Notes on "Understanding the Limitations of Causally and Totally Ordered Communication"

Demonstrates limitations of causally and totally ordered communication support (CATOCS) in the context of reliable distributed systems. Argues that CATOCS violates the end-to-end principle, and finds “limited merit and several potential problems” with CATOCS. Suggests that the Lamport view of logical clocks are better applied at the state level instead of the communication level.

The criticisms fall into the following categories:

  1. Unrecognized causality. CATOCS cannot enforce causal relationships at the semantic level. This commonly occurs due to an external communication channel (e.g. a shared DB).
    • Demonstrates how this can cause bugs (fire detection).
    • Argues that forcing all communication to be CATOCS is impractical and expensive.
    • Suggests adding prescriptive ordering information to messages which allows external communication and eliminates the need for CATOCS.
  2. Lack of serialization ability. CATOCS cannot ensure serializable ordering between operations corresponding to groups of messages.
    • A consistent total ordering of accesses to data structure do not ensure the data structure’s consistency.
    • Locking and optimistic concurrency control do ensure consistency and can be used without CATOCS.
    • Examines the case of a server rejecting a message.
      • In CATOCS, this corresponds to a failure and retry of the operation (expensive).
      • Alternatively, aborting the transaction is equivalent to message re-ordering which breaks message ordering guarantees, eliminating the need for CATOCS.
      • Other transaction mechanisms can guarantee atomicity.
  3. Unexpressed semantic ordering constraints. For example, CATOCS cannot enforce causal memory, linearizability, or serializability.
  4. Lack of efficiency gain over state-level techniques. Appears less efficient and less scalable than other techniques.
    1. CATOCS does not replace “prescriptive ordering” (e.g. timestamps) needed for “end-to-end semantics”.
    2. Delays messages based on false causality – messages that appear causal but are actually independent. The amount of false causality depends on application behavior and the number of processes in the group.
    3. Increases memory requirements by buffering unstable messages (scales poorly).
    4. Adding and checking ordering information slows message transmission and reception.

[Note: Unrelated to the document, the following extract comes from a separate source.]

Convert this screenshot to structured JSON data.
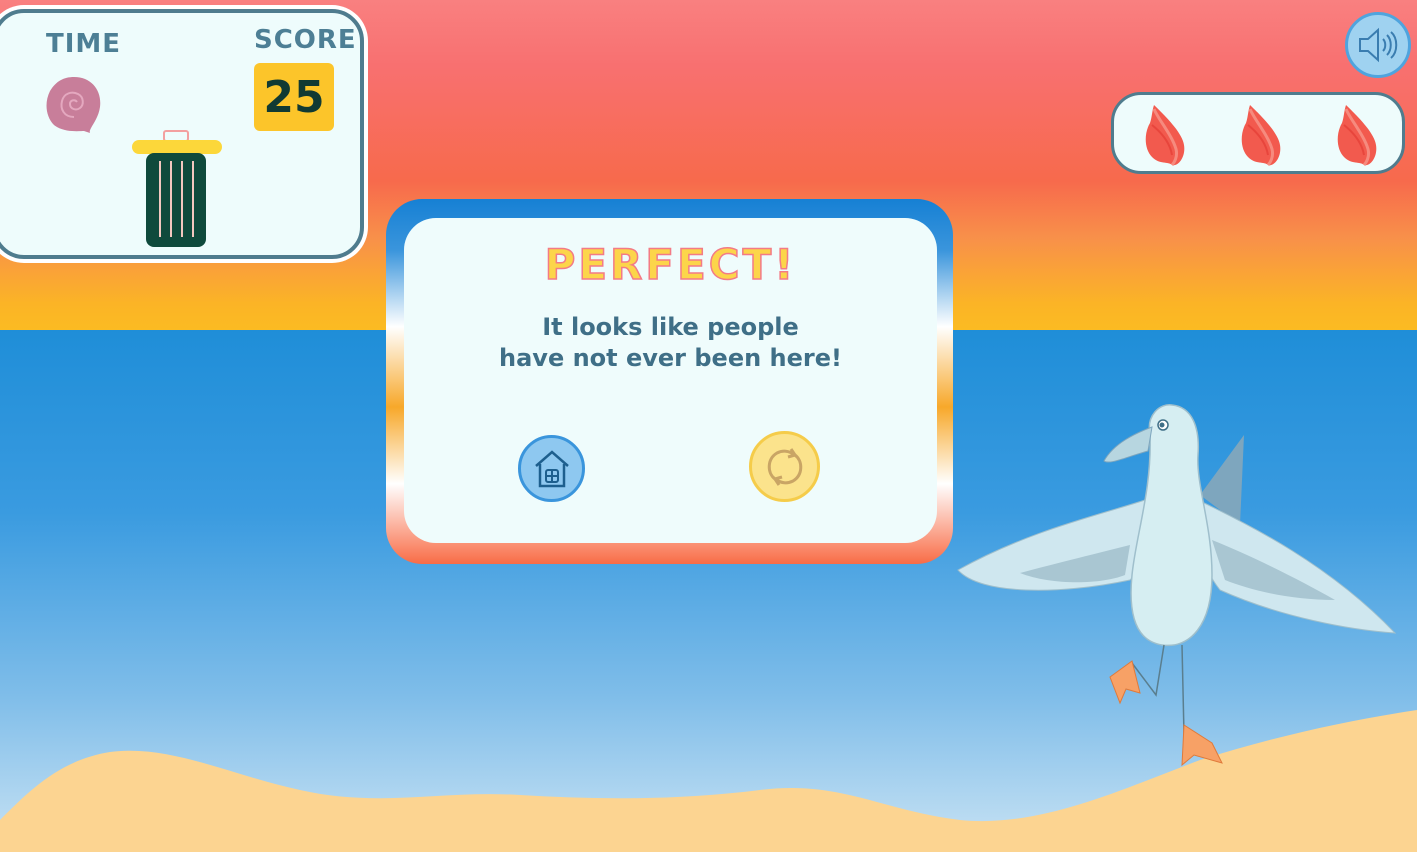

CATOCS Limitations in Applications

  1. Data dissemination applications – generalized as order-preserving data caches.
    1. Netnews: Communication support for Usenet newsgroups.
      1. CATOCS: Requires a new causal group for each inquiry to deliver up-to-date information. This adds a large amount of overhead and does not scale.
      2. Non-CATOCS: Maintain order information in a local news database (semantic ordering), presenting the option of displaying out-of-order responses.
    2. Trading Application: disseminate trading information to trader workstations.
      1. CATOCS: Cannot enforce semantic ordering constraints, too expensive.
      2. Non-CATOCS: time-version security prices to preserve dependencies across the application.
  2. Global predicate evaluation (e.g. distributed deadlock collection, distributed GC, orphan detection).
    1. General purpose detection protocols are cheaper than CATOCS-based protocols which require using CATOCS on every communication interaction.
    2. Run relatively infrequently, making the cost of CATOCS hard to justify.
    3. “wait-for” relationships can be detected incrementally, does not require strong ordering of events.
  3. Transactional applications – use optimistic transaction systems.
    1. CATOCS doesn’t work with 2PC.
    2. Leader can order commit messages, eliminating the need for CATOCS ordering.
  4. Replicated data – optimized atomic transactions are better.
    1. Begin transaction/end transaction provides simple high-level interface, and can atomically group updates and abort groups of updates.
    2. Replicated data management systems can be optimized to match the behavior of CATOCS in the presence of failures.
    3. CATOCS provides limited asynchrony – requires trading concurrency for asynchrony.
    4. Issues appear in the Deceit file system.
  5. Replication.
    1. Exploit application state-specific techniques to ensure consistency of updates.
    2. Exploit application-specific tolerance of inconsistencies and anomalies to improve availability and performance.
  6. Distributed real-time applications.
    1. CATOCS may miss semantic causal relationships.
    2. CATOCS does not support to execute groups of operations at the same real time.
    3. Message delays affect real-time correctness.

Takeaways

CATOCS guarantees ordering on the communication level; however, this paper argues that this violates the end-to-end principle. Protocol-level limitations may introduce bugs and result in worse performance. These limitations manifest themselves in several applications explored at a high level. While the authors analyze several database-motivated applications, there are no experiments in the paper. CATOCS does provide strong guarantees on message ordering, but its limitations seem restrictive to other state-based techniques.